A bit of history regarding ALLY and its sub prime loans.

Just before GMAC became ALLY they bought a sub prime auto loan maker and consolidated it into their automated loan decision making.

If a persons credit was say below a beacon score of 585 then it was rejected by GMAC and automatically sent to the sub prime review.

The purpose of sub prime is two fold - it boosts market share - often by selling slow movers that consequently have the largest rebates on them and generally lower in price.

Both of these attributes tend to minimize a repo loss - which can range from 3500 to 5500 in good times.

This sub prime companies major appeal was that its collection methods resulted in very acceptable delinquency rates - it was the main reason Gmac bought them.

The technique utilized was a phone calm to the consumer a day or two before the loan payment was made - it eliminated the I forgot to mail the check and it also kept close tabs on the where abouts of the vehicle.

So I higher yield on a loan portfolio is a good thing - especially when you stop the big repo losses.

As a note the subprime loans taken in had a higher interest rate but the amount outstanding was really worked hard - stipulations that more down payment money be made - or a dealer would stretch on the ACV of the trade.

Another tool used by subprime car dealers is to assign a fee for buying the paper - if money down was not able to be boosted - the dealer could pay a fee (which reduced the gross profit to the dealer) but it made it a deal.

That deal very often was associated with a vehicle that had an overage issue and it was beneficial for all to make the deal.

As you point out since this summers hurricanes - the price of used cars has been bumped by about 1500 per car/truck.

Our current used inventory of about 75 cars is an easy 200k - 300k higher than last years levels (trucks and SUV are through the roof).

When a vehicle is repo'd - it quickly goes to a national auction yard awaiting the necessary time requirements before disposal can be legally done.

The day of the sale - payment is made.

Repo's pulling an extra 1500 -2000 per unit also greatly helps minimizing repo losses.

It could be said that subprime loans are in the goldi-locks sweet spot not seen for many years now.

In short I would not be troubled by a subprime portfolio - in fact if properly done - it is a definite plus.

The deal would allow an extended service agreement so a service customer was also made.

These fees were reserved and utilized to offset repo losses.

There have been a plethera of sub prime loan fears in the auto' loan market as the uninformed authors equate sub prime cars to subprime housing.

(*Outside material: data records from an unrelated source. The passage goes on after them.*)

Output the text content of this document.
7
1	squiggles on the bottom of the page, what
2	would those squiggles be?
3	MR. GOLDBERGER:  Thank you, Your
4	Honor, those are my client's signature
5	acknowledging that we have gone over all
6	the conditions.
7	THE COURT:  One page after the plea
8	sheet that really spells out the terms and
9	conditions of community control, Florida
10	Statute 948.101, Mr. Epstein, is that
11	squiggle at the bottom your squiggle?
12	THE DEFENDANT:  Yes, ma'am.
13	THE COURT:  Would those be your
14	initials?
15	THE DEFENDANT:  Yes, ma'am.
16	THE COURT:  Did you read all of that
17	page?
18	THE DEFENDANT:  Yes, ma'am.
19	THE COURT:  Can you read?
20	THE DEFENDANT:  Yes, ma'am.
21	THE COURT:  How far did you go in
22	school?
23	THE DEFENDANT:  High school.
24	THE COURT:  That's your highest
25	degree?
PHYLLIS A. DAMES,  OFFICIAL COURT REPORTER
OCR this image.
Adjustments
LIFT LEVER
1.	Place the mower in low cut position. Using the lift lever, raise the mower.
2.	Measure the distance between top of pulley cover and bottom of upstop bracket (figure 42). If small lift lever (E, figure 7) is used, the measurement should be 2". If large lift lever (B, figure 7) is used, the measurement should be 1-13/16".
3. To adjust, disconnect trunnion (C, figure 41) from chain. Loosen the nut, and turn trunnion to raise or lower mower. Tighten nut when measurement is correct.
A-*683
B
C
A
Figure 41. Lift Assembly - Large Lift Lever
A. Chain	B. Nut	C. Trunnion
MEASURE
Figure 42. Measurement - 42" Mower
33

Two completely different subjects.

Dealers are responsible for repo loan losses if there credit ap had any factual discrepancies.

This certainly was not the case with housing in 2008 - mortgage originators were never held responsible - so the level of fraud was outrageous in housing.

Autos have instant liquidity.

Since the mass shuttering of auto plants in 2008 - used car values have defied residual estimates.

When the manufactures flood rental units with excess inventory over the dealers lots - that's time to worry about repo losses and declining used vehicles.

GM has done a credible job by not selling more than 5% of a years production to the rental fleets.

In fact the japanese car makers have been more aggressive in rental fleets getting a bigger share of production.